In molti, infatti, penseranno al classico “figlio di Agnelli” (ma quale?), che può benissimo fare a meno dell’indennità di accompagnamento qualora risulti invalido al cento per cento. Il punto è che il riferimento reddituale è ambiguo e furbetto, 40.000 euro lordi l’anno (70.000 se coniugati). In pratica si colpisce tutto il ceto medio dei lavoratori dipendenti che non possono evadere le tasse né eluderle, salvo arrivo in picchiata degli Stukas dell’Agenzia delle Entrate.
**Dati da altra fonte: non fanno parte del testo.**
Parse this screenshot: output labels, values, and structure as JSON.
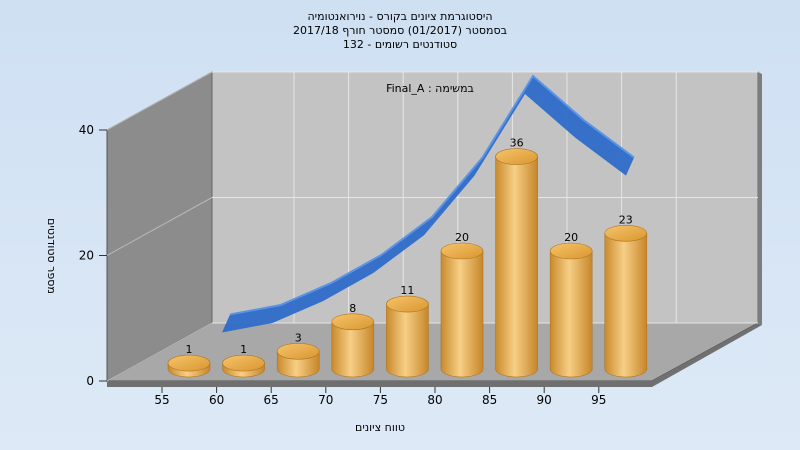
{
  "chart_data": {
    "type": "bar",
    "title": [
      "היסטוגרמת ציונים בקורס - נוירואנטומיה",
      "בסמסטר  (01/2017)  סמסטר חורף 2017/18",
      "132 - סטודנטים רשומים"
    ],
    "subtitle": "Final_A : במשימה",
    "xlabel": "טווח ציונים",
    "ylabel": "מספר סטודנטים",
    "x_ticks": [
      "55",
      "60",
      "65",
      "70",
      "75",
      "80",
      "85",
      "90",
      "95"
    ],
    "y_ticks": [
      "0",
      "20",
      "40"
    ],
    "ylim": [
      0,
      40
    ],
    "values": [
      1,
      1,
      3,
      8,
      11,
      20,
      36,
      20,
      23
    ],
    "curve": [
      2,
      3.5,
      7,
      11.5,
      17.5,
      27,
      40,
      33,
      27
    ]
  },
  "colors": {
    "bar": "#e8a94a",
    "curve": "#2e6cc9",
    "back_wall": "#c3c3c3",
    "side_wall": "#8c8c8c",
    "floor": "#a8a8a8"
  }
}
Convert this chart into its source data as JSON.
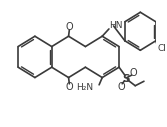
{
  "bg_color": "#ffffff",
  "line_color": "#3a3a3a",
  "line_width": 1.2,
  "figsize": [
    1.67,
    1.27
  ],
  "dpi": 100,
  "xlim": [
    0,
    10
  ],
  "ylim": [
    0,
    7.6
  ],
  "r": 1.25
}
Tutti gli altri, quelli che possono muoversi liberamente fra redditi in nero ed elusione fiscale, si troveranno dunque doppiamente premiati, perché continueranno a non pagare il dovuto, e potranno accedere senza problemi a questa indennità, che è l’unico, ma proprio l’unico, rimborso risarcitorio forfettario per chi è in condizione di disabilità conclamata.
Ecco, l’universalismo selettivo è davvero un concetto micidiale, nel sistema italiano, e non perché in teoria non se ne possa discutere, ma perché in pratica diventa il grimaldello per politiche sociali ingiuste e vessatorie nei confronti di chi non ha né voce né forza per protestare.
Il guaio è che questa bella teoria piace molto agli intellettuali del welfare, spesso di sinistra, e si scontra con la realtà concreta delle famiglie. In altre parole, non si capisce perché un’appendicectomia debba rientrare fra i diritti essenziali alla salute (e quindi universalmente garantita gratis a tutti), mentre una badante per un anziano che soffre di Alzheimer ed è invalido ovviamente al cento per cento, va pagata senza neppure l’aiuto dell’indennità di accompagnamento.
Peggio ancora, questo provvedimento, se passerà, aprirà la porta a una successiva e più ampia applicazione anche al di sotto dei 65 anni di età. Mentre tuttora attendiamo i LEA (Livelli Essenziali di Assistenza Sanitaria), i LIVEAS (Livelli Essenziali di Assistenza Sociale), e tutto ciò che in qualche modo possa definire in modo inoppugnabile quali prestazioni sociosanitarie siano davvero essenziali per tutti.
Se questo è possibile, lo si deve forse all’enorme consistenza dell’“esercito di riserva dei diritti”. Ossia il Governo – ma soprattutto i burocrati che preparano i provvedimenti – sa di poter contare sul silenzio-assenso di una ampia fascia di popolazione che ritiene (magari anche con qualche ragione) di essere ingiustamente penalizzata, dando la colpa proprio a questi “privilegi” delle persone con disabilità.
Ecco perché nemmeno io, a questo punto, mi sento troppo bene.